You and I are not eyewitnesses to the life and public ministry of Jesus of Nazareth; we’re not one of the Lord’s chosen band of twelve. Yet, as followers of the Way of the Lord — as disciples today — we are called to an intimacy with Christ, to a closeness to Him, to profoundly personal encounters with the Risen One whose Spirit is still in our midst, inspiring our hearts to follow the Lord.
In this context, Peter’s comment makes sense, even to us today:
Lord, is this parable meant for us or for everyone?

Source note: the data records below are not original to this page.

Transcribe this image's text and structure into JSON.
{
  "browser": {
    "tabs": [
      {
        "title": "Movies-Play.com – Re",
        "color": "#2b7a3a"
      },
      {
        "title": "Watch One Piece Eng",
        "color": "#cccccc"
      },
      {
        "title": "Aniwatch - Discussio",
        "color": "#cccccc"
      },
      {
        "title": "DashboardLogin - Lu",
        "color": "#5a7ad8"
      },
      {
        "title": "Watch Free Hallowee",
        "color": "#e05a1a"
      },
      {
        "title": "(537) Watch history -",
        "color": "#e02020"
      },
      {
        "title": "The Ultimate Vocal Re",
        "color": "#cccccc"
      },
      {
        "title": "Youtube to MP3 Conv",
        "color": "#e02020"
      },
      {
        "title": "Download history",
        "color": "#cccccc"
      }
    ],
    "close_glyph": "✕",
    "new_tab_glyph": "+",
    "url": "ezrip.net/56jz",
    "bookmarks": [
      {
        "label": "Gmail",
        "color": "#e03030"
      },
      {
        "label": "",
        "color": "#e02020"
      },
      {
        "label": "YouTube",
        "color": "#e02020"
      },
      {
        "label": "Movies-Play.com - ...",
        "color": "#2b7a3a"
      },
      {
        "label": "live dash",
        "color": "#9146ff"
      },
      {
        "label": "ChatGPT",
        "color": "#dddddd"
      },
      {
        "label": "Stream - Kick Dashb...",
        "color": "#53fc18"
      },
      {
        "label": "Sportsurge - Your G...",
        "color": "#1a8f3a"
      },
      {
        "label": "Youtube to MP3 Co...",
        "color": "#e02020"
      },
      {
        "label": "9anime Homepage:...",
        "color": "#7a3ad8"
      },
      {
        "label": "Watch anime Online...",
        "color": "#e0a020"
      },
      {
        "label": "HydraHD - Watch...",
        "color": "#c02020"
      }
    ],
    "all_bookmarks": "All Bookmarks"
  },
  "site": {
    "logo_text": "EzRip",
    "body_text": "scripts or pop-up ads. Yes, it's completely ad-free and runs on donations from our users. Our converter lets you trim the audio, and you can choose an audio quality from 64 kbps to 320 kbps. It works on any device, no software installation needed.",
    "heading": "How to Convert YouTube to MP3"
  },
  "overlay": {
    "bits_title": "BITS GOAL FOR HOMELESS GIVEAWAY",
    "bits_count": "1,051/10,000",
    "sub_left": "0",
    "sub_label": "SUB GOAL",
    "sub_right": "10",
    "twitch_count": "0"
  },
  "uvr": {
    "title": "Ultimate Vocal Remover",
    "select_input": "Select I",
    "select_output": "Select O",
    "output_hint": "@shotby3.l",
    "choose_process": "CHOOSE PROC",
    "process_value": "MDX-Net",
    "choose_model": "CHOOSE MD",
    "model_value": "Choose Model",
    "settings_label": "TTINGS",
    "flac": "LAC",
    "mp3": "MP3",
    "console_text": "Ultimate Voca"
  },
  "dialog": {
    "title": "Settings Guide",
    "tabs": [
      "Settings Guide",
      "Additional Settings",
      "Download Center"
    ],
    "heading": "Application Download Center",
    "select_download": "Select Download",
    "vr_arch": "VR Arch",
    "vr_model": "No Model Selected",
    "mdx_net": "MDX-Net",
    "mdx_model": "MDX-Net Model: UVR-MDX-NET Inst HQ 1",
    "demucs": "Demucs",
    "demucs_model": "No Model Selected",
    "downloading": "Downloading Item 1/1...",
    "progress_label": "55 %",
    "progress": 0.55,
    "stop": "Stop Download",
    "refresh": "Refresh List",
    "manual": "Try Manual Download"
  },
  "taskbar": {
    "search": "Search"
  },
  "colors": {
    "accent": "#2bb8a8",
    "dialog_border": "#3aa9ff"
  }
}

As with Monday’s prayer, where we were invited to take an inventory of what we were storing up, of how we rich in what matters to God, let us look at the lines from Jesus from today’s Scripture:
Much will be required of the person entrusted with much,
and still more will be demanded of the person entrusted with more.
Each of us is uniquely talented and gifted. Each of us, as a temple of the Holy Spirit, companion of Jesus, and beloved son or daughter of the Father, offers glory to God, in our bodily actions each day, with the gifts and talents with which we have been blessed.
Have I ever prayerfully considered, with the Lord sitting beside me, what I’m good at? Could I allow myself even a few minutes to admit, prayerfully, what those things are?
Lord, help me, without going anywhere near pride, to name and be grateful for the gifts and talents and abilities and ways of being in this world that you have given me, and really, only in this unique way to me. Let my humility be filled with gratitude, and let my gratitude overflow into using these God-given gifts to spreading the Good News of Your saving power in this your kingdom. In other words, let me be prepared, Lord, for your coming into the fullness of the reign of the Father.